Wednesday, April 10, 2019

Kansas City 'Get Up Kids' All Grown Up

Looking back through the archives, it has been nearly 10 years since we first wrote about this local crew . . . At the time they were a real-life emo band.

Now, they're matured into what looks like a real deal rock group.

Here's a much better profile of the local music dudes and their adventures in the meantime:

Pitchfork: The Get Up Kids Announce First New Album in 8 Years, Share New Song - Listen

Best of all, the hometown musical heroes recently played a quick set for the local indie radio station and here's the best song of their comeback tour:

And all of this should inspire all of us to keep trying or, at the very least, look forward to what tomorrow has to offer and realize that everyone outgrows emo . . . Hopefully, more for the morning update . . . STAY TUNED!!!


Anonymous said...


Their shows at the Brick are the stuff of local legend.

Anonymous said...

Pretty decent song. 4 out of 5 with one more star if they play more than the one requisite gig at the record bar.

Anonymous said...


Anonymous said...

It's weird that a city KC's size has never really had a great band come out of it.

Puddle of Dudd is most people's answer which is just sad as fuck.

Anonymous said...

^^^^^^^^^ Somewhat true.

Anonymous said...

^^except that's completely false and not even true in the least.

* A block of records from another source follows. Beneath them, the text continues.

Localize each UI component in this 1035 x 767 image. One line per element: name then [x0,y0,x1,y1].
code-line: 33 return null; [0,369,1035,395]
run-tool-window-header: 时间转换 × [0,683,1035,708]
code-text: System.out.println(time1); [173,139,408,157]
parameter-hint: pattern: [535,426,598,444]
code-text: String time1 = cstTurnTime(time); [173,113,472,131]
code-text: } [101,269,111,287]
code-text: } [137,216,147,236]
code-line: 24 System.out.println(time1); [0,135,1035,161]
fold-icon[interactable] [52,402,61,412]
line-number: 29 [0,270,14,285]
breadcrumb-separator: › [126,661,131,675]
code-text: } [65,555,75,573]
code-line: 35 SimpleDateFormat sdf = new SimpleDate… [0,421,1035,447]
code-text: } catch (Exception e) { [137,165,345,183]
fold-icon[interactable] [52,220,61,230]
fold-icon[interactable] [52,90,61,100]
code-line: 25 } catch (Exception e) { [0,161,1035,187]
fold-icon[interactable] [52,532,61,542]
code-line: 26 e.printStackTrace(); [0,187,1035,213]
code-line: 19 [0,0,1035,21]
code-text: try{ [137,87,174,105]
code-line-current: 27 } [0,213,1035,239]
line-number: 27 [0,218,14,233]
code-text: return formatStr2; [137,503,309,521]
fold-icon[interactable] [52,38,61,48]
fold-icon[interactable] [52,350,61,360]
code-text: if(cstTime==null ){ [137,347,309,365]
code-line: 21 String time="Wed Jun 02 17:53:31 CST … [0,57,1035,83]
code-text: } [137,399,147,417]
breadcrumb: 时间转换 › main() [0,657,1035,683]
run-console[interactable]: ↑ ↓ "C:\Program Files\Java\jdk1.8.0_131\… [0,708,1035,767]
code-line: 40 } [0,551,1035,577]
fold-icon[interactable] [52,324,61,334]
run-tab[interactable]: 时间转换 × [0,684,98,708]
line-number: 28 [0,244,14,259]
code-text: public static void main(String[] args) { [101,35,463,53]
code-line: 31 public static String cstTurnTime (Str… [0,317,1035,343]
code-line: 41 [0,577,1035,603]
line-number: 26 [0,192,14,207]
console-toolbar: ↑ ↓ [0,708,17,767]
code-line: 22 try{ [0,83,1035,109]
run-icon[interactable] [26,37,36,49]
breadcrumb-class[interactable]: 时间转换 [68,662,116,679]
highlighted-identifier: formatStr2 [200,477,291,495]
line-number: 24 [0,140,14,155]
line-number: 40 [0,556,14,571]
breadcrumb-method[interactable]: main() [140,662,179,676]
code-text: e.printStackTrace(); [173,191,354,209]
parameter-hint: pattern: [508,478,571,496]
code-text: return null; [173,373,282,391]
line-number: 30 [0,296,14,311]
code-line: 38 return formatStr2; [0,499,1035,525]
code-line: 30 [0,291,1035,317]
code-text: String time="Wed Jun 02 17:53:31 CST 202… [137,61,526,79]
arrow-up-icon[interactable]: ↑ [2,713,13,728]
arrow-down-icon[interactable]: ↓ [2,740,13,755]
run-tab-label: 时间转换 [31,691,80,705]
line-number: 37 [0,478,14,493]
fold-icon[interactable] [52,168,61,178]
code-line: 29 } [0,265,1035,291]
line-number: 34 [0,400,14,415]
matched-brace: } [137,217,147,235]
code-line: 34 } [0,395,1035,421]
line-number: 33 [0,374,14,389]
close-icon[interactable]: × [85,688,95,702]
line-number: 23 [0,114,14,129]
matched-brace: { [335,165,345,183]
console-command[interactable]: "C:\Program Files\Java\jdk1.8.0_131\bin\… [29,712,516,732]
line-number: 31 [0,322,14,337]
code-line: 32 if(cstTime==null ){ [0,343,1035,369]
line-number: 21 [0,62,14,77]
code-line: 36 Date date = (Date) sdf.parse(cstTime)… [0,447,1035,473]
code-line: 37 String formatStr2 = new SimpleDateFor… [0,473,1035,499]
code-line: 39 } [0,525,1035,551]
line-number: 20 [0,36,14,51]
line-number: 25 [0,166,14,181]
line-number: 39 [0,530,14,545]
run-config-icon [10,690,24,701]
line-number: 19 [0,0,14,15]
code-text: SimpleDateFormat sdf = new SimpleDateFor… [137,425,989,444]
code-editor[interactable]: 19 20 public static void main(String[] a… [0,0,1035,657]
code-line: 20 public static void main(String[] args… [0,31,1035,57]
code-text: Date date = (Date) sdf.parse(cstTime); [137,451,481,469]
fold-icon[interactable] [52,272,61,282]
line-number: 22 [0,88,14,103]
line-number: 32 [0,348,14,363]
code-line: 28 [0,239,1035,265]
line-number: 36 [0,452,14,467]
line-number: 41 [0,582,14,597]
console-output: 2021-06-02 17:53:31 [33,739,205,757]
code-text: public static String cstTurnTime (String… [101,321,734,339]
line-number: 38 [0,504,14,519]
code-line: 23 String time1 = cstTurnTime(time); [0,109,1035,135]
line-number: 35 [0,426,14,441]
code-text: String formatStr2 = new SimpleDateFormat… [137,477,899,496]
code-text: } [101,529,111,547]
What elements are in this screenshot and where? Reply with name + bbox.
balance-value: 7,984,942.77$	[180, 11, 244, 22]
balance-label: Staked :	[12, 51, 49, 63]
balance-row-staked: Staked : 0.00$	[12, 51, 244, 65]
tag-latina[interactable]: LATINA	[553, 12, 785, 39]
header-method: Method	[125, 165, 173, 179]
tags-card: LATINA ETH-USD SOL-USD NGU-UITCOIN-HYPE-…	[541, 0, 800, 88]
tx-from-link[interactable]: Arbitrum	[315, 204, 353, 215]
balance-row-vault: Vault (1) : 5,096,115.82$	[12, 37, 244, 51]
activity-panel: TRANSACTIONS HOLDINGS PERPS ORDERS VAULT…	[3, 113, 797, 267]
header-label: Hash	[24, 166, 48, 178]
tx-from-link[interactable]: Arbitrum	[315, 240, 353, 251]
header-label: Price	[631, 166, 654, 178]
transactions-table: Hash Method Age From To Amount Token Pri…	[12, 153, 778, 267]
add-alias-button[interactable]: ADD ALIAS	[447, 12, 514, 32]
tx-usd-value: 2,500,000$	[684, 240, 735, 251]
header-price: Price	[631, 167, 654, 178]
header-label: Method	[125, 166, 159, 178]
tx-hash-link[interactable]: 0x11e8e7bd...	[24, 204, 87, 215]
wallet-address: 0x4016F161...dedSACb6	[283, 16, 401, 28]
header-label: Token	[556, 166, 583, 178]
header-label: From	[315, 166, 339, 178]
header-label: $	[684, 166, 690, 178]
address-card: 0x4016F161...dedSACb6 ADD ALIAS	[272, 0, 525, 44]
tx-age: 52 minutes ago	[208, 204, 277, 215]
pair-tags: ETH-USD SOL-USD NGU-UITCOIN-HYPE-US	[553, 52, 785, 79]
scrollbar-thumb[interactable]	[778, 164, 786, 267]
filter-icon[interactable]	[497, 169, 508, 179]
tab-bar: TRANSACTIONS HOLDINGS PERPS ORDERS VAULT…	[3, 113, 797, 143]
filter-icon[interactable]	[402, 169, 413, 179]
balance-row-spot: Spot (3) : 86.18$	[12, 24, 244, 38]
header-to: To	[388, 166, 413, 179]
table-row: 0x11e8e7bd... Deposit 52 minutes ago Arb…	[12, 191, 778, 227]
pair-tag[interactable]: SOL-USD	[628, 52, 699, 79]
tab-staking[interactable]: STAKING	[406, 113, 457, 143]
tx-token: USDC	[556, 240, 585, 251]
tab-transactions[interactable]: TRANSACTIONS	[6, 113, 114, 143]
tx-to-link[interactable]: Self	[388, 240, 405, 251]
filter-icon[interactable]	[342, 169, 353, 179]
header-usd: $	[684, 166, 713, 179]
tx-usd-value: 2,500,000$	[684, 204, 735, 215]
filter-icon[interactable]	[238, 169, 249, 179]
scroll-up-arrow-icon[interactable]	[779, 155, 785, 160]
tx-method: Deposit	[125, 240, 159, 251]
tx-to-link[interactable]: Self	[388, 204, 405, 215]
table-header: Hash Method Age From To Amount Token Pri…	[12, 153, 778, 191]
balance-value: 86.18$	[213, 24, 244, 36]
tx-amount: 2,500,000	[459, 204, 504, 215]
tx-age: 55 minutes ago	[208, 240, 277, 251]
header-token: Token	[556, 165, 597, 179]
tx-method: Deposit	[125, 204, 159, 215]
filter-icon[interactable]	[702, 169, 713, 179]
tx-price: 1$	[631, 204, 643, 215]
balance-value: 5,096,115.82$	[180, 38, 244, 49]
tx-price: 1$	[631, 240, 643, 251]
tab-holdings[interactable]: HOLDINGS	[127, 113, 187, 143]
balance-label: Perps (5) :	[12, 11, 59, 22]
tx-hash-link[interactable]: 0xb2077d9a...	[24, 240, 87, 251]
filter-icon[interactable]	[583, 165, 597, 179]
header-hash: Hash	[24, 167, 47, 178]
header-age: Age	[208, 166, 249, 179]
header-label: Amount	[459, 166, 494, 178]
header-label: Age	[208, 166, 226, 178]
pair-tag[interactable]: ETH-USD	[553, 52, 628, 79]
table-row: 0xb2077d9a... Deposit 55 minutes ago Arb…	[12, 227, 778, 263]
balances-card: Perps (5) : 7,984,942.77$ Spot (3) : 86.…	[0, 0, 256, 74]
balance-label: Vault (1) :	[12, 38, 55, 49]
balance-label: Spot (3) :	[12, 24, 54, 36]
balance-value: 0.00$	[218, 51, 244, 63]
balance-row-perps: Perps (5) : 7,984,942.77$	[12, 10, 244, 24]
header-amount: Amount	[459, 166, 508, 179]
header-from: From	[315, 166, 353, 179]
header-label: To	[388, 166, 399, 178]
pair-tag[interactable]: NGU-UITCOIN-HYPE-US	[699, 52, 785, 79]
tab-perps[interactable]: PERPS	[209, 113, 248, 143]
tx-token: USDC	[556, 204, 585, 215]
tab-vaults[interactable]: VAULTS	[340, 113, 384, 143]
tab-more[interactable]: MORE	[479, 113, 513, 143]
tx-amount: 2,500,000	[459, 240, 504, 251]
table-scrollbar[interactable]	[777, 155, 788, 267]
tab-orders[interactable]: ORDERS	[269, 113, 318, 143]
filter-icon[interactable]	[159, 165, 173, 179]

Shooting Star and the Rainmakers would beg to differ with you. You two most likely have no idea what the fuck you're talking about and further, you likely only know Glen Miller & Lawrence Welk. So please, by all means, refrain from ever posting again!

Book your own damn shows. said...

It's a membership in a small clique of non original, new wave-post punk, politically correct but uneducated progressives, suburban drug scene bands, booking agent vampires, aging record store/lazy local rock press hipsters that populate this Bridge Radio station idea of local music. Good for them, it ain't easy. Meanwhile, the true sound of the live band, KC music sound is like that tree falling in the forest. It real, genuine, but because no one hears it outside of their friends and family, it does not leave a sound imprint.